女官们面面相觑,可是看淑妃和云千鹤神情仿佛不同寻常,便都知情识趣地退了下去。
淑妃眼眸如波,朝着云千鹤瞧了一眼,柔声细语:“千鹤,你果然知道我的心意。”她顿一顿,“我不过是晕倒,你便知道我是想要单独见你。”
云千鹤笑而不语,望着她淡然道:“淑妃娘娘的心思,千鹤当然明白的。”
淑妃端起了茶杯,喝了几口水,润了润喉咙,刚才哭得太久,她都几乎跪不动了,此刻当然要抓住机会歇口气,随后,她放下茶杯,道:“我一直没机会见你,也就没办法问你一句,之前在宫中发生的事情,为什么不早点告知我知道,也好让我有个心理准备呢?”
说的是孙重耀逼宫的事——云千鹤笑笑:“淑妃娘娘心中有数,又何必来问我呢?”
淑妃面色微微一变,道:“你说的这是什么话?我怎么会心中有数?”
云千鹤不卑不亢道:“淑妃娘娘自从蒋家倒后就变了,你已经不需要复仇,所以一门心思都想着要钻营自己的泼天富贵。可是这富贵,却也不是平白无故得来的,我以为你至少还会讲究道义,却没想到,你半途投奔了独孤离。”
淑妃勃然变色,道:“你胡说什么!”
“我是不是胡说,淑妃娘娘心中最清楚。陛下还没有做出决定,独孤离又曾经找过你的麻烦,你却还是义无返顾地投靠了他,真是叫我吃惊啊。”云千鹤微笑着道。
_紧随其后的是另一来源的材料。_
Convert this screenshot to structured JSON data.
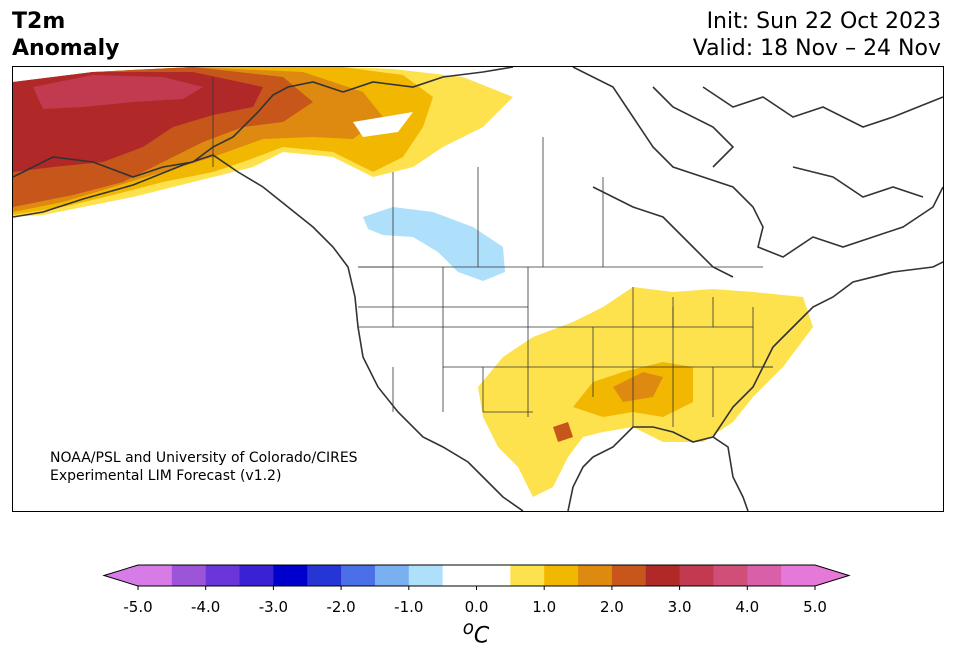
{
  "header": {
    "variable": "T2m",
    "subtitle": "Anomaly",
    "init": "Init: Sun 22 Oct 2023",
    "valid": "Valid: 18 Nov – 24 Nov"
  },
  "credit": {
    "line1": "NOAA/PSL and University of Colorado/CIRES",
    "line2": "Experimental LIM Forecast (v1.2)"
  },
  "colorbar": {
    "unit_base": "C",
    "unit_sup": "o",
    "ticks": [
      "-5.0",
      "-4.0",
      "-3.0",
      "-2.0",
      "-1.0",
      "0.0",
      "1.0",
      "2.0",
      "3.0",
      "4.0",
      "5.0"
    ],
    "colors": [
      "#d77ce6",
      "#9c55d9",
      "#6a35d9",
      "#3a22d4",
      "#0000cd",
      "#2636d4",
      "#4b6fe6",
      "#79b0f0",
      "#aee0fb",
      "#ffffff",
      "#ffffff",
      "#fde24e",
      "#f2b700",
      "#de8a10",
      "#c6561a",
      "#b12828",
      "#c23a50",
      "#cf4f78",
      "#d95fa8",
      "#e578d9"
    ],
    "under_color": "#d77ce6",
    "over_color": "#e578d9"
  },
  "map": {
    "region": "North America",
    "anomaly_colors": {
      "warm_1": "#fde24e",
      "warm_2": "#f2b700",
      "warm_3": "#de8a10",
      "warm_4": "#c6561a",
      "warm_5": "#b12828",
      "warm_6": "#c23a50",
      "cool_1": "#aee0fb"
    }
  }
}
淑妃的面色变得更加难看,足足有半刻说不出话来:“原来你早就怀疑我了。”
云千鹤嗤笑一声,道:“淑妃娘娘太聪明,可是最近做事却心急了些,你总是追问我很多事情,迫不及待想要知道答案,若非你这样做,我也不会心中生出怀疑。”
淑妃的面色慢慢平静,只是悠悠叹息了一声:“这样说来,还是我自己露出马脚,但你也不应怪我,即使我的容貌多么美丽,都有容颜消退的一天,小心翼翼就可以留得住风华正茂吗,帮助独孤熵,我不过是个无权无势的太妃,一辈子守在宫里,光有富贵有什么用呢?可是独孤离却许诺我,封我的儿子为江夏王,封地兰州,我可以风风光光地离开京都,去过更自由的日子。”
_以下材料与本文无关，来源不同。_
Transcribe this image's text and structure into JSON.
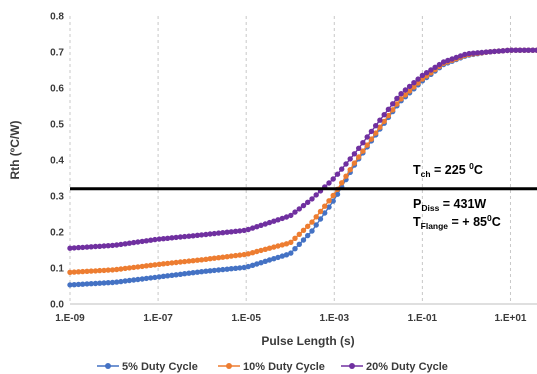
{
  "chart_data": {
    "type": "line",
    "title": "",
    "xlabel": "Pulse Length (s)",
    "ylabel": "Rth (ºC/W)",
    "x_scale": "log",
    "xlim": [
      1e-09,
      40
    ],
    "ylim": [
      0,
      0.8
    ],
    "x_ticks": [
      "1.E-09",
      "1.E-07",
      "1.E-05",
      "1.E-03",
      "1.E-01",
      "1.E+01"
    ],
    "x_tick_values": [
      1e-09,
      1e-07,
      1e-05,
      0.001,
      0.1,
      10
    ],
    "y_ticks": [
      "0.0",
      "0.1",
      "0.2",
      "0.3",
      "0.4",
      "0.5",
      "0.6",
      "0.7",
      "0.8"
    ],
    "y_tick_values": [
      0,
      0.1,
      0.2,
      0.3,
      0.4,
      0.5,
      0.6,
      0.7,
      0.8
    ],
    "grid": "vertical dashed at decades",
    "legend_position": "bottom",
    "reference_line_y": 0.32,
    "x": [
      1e-09,
      1e-08,
      1e-07,
      1e-06,
      1e-05,
      0.0001,
      0.0003,
      0.001,
      0.003,
      0.01,
      0.03,
      0.1,
      0.3,
      1,
      3,
      10,
      40
    ],
    "series": [
      {
        "name": "5% Duty Cycle",
        "color": "#4472c4",
        "values": [
          0.053,
          0.06,
          0.075,
          0.09,
          0.102,
          0.14,
          0.2,
          0.29,
          0.39,
          0.48,
          0.56,
          0.62,
          0.665,
          0.69,
          0.7,
          0.705,
          0.705
        ]
      },
      {
        "name": "10% Duty Cycle",
        "color": "#ed7d31",
        "values": [
          0.088,
          0.095,
          0.11,
          0.123,
          0.138,
          0.17,
          0.225,
          0.305,
          0.395,
          0.485,
          0.565,
          0.625,
          0.668,
          0.692,
          0.7,
          0.705,
          0.705
        ]
      },
      {
        "name": "20% Duty Cycle",
        "color": "#7030a0",
        "values": [
          0.155,
          0.163,
          0.18,
          0.192,
          0.205,
          0.245,
          0.29,
          0.35,
          0.42,
          0.505,
          0.58,
          0.635,
          0.672,
          0.695,
          0.7,
          0.705,
          0.705
        ]
      }
    ],
    "annotations": [
      {
        "main": "T",
        "sub": "ch",
        "rest": " = 225 ",
        "sup": "0",
        "tail": "C"
      },
      {
        "main": "P",
        "sub": "Diss",
        "rest": " = 431W",
        "sup": "",
        "tail": ""
      },
      {
        "main": "T",
        "sub": "Flange",
        "rest": " = + 85",
        "sup": "0",
        "tail": "C"
      }
    ]
  }
}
独孤离比独孤熵厉害的一点,正在于对人心的把握。他很了解淑妃的不甘寂寞,也明白她的权力渴望,只是,他这么刚愎自用的人,真的能够容许自己的国家有一个自成一国的太妃和小王爷吗?云千鹤淡淡一笑,道:“人不为己天诛地灭,娘娘虽然是我送进宫的,可为自己打算并没有错。只不过,狡兔死走狗烹,独孤离并不是好相与的人,娘娘,怕是你还没有走出京都,就会变成第一个香消玉殒的妃子。”
淑妃不笑了,神情变得越发冷漠,她轻轻拍了拍裙子上的褶皱,站起了身子,刚才的疲惫和劳累仿佛从来不曾存在过,慢慢道:“云千鹤,这世上不会一切都在你的掌握之中,鹿死谁手,还未可知呢。我劝你,还是给你自己留下一条后路吧。”
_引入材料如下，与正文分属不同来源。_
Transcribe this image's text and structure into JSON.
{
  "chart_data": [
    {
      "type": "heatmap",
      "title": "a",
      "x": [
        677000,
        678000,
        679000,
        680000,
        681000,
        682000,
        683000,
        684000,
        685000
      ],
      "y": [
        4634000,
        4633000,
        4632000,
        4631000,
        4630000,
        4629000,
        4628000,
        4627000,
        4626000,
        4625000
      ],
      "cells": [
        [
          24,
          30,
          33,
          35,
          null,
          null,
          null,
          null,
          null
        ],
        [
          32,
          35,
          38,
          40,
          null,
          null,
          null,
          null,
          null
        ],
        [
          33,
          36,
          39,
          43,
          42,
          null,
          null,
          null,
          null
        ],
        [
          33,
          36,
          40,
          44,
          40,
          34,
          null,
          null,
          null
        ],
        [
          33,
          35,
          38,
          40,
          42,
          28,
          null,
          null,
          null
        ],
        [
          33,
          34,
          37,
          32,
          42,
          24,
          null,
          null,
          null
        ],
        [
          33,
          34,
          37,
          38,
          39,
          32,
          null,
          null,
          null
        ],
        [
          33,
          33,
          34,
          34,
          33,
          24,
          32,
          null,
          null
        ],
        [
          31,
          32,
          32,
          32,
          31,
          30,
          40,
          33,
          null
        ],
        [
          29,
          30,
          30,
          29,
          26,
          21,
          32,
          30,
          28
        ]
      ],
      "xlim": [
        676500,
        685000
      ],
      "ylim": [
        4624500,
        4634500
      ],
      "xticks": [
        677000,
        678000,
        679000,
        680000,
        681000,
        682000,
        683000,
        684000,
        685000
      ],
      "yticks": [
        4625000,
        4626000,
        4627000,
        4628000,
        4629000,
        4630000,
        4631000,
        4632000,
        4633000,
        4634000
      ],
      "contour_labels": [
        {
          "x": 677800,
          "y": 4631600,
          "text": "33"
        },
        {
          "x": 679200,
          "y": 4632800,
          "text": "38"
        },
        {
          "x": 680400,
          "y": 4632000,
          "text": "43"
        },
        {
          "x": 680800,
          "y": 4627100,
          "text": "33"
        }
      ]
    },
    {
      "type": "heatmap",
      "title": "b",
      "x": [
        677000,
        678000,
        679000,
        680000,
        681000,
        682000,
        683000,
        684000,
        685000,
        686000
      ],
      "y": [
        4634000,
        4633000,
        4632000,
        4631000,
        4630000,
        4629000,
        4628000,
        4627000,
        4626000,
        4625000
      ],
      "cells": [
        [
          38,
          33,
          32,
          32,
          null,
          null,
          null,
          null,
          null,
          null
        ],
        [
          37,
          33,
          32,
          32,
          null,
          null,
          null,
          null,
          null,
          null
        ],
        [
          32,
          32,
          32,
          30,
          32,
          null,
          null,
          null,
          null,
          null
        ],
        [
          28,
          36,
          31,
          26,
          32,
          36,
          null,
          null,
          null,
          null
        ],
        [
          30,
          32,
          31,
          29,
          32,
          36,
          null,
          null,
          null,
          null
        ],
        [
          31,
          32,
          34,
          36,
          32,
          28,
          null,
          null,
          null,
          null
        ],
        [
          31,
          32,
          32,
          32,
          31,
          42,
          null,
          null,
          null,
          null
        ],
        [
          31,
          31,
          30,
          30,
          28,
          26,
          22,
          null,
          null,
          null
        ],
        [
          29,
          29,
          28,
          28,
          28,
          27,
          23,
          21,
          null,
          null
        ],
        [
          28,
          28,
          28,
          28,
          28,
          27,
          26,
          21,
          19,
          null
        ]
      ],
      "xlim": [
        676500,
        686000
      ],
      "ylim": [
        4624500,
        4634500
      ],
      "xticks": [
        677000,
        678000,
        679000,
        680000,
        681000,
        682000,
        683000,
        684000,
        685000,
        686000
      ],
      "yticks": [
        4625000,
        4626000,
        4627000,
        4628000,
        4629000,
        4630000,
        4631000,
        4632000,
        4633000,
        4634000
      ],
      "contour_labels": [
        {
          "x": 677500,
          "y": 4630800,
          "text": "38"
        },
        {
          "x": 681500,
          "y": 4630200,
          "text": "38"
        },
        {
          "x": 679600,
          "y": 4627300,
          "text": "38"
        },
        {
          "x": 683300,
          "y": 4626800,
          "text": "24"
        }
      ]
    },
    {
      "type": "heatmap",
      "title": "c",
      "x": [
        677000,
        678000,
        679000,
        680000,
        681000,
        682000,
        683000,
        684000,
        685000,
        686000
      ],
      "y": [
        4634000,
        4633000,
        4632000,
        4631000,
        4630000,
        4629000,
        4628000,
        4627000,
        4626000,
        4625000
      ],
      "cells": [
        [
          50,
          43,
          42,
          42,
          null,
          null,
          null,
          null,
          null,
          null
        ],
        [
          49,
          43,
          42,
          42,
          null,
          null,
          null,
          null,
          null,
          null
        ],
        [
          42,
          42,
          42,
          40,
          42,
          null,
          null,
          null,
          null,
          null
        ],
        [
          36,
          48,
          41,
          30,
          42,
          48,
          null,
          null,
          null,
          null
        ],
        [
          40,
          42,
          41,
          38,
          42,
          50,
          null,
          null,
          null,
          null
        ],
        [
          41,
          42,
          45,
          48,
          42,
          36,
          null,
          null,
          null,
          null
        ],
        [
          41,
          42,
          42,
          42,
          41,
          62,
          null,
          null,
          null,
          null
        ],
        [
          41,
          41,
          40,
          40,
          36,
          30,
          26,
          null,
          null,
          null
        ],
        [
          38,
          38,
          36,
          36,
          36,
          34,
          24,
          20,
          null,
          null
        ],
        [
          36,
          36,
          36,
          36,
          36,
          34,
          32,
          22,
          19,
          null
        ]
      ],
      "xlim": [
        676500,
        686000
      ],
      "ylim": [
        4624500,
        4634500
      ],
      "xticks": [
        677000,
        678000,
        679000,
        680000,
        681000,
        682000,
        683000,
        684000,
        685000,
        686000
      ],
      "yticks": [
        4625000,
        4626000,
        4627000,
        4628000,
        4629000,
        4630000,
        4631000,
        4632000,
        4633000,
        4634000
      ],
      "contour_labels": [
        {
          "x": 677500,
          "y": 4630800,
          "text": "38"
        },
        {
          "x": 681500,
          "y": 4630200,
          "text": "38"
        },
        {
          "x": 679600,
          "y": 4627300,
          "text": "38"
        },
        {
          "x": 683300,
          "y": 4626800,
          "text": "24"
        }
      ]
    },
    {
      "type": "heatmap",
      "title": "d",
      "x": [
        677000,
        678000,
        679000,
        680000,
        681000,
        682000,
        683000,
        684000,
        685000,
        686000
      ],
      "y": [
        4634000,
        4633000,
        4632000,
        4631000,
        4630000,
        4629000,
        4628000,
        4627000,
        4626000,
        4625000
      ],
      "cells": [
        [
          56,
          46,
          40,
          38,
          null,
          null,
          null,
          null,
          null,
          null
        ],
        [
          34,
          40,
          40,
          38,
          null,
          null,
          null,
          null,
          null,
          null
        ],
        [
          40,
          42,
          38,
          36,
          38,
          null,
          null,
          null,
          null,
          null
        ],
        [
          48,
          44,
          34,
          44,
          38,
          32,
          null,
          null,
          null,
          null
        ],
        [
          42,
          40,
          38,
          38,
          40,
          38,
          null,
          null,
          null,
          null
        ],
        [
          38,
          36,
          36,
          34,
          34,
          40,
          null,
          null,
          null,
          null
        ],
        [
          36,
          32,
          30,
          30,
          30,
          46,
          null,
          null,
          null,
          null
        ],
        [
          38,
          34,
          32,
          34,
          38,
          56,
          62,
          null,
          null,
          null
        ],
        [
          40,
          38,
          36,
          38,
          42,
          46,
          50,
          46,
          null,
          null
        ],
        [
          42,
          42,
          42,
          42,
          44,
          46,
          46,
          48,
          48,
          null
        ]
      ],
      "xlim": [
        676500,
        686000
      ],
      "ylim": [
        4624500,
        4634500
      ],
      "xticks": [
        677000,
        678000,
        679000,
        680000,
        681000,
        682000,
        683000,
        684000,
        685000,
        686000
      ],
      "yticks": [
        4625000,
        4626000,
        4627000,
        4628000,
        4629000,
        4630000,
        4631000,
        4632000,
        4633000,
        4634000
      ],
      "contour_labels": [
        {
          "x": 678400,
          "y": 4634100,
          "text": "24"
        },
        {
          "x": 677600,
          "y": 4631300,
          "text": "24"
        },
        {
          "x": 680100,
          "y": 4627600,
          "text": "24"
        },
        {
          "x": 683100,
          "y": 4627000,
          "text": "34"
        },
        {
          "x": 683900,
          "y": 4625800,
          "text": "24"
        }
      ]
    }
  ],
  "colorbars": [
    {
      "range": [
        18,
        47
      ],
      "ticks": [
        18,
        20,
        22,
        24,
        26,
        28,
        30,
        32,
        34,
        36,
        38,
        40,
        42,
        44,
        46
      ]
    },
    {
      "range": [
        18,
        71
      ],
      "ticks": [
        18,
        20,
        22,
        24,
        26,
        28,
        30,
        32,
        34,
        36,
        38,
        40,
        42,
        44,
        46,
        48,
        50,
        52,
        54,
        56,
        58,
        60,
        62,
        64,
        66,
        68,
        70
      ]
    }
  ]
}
云千鹤的眼睛如同一口古井,看着清透乌黑,却有让人浑身一凛的彻骨寒意,她步步紧逼道:“淑妃,你曾经帮着我们做了那么多,你以为独孤离还会放过你吗?你想一脚两船,左右逢源,但我告诉你,只有立场坚定的人,才能活得长久一点。”
淑妃面色不善道:“云千鹤,我也已经帮你这么多了,你还有没有良心?”
云千鹤唇角含了一缕恰如其分的笑意,意味深长道:“良心?我早就没有了。怎么,淑妃还有吗?”
淑妃神色遽变,如蒙了一层白蒙蒙的寒霜一般,随即更加恼怒。聪明人有个通病,就是太过于相信自己,淑妃当然也是个聪明人,同样犯了这个毛病,她理所当然地觉得自己是个例外,可云千鹤很清楚,没有例外。在独孤离的手上,从来不会有一条没用的走狗,他总是喜欢去旧迎新的……
淑妃足足有半响都说不出一个字,最后,她看着云千鹤冰冷的神情,口气软了下来,轻声道:“千鹤,我只是一时糊涂,更何况我也只是和独孤离私底下见了几次面,并没有透露给他什么重要的讯息啊。”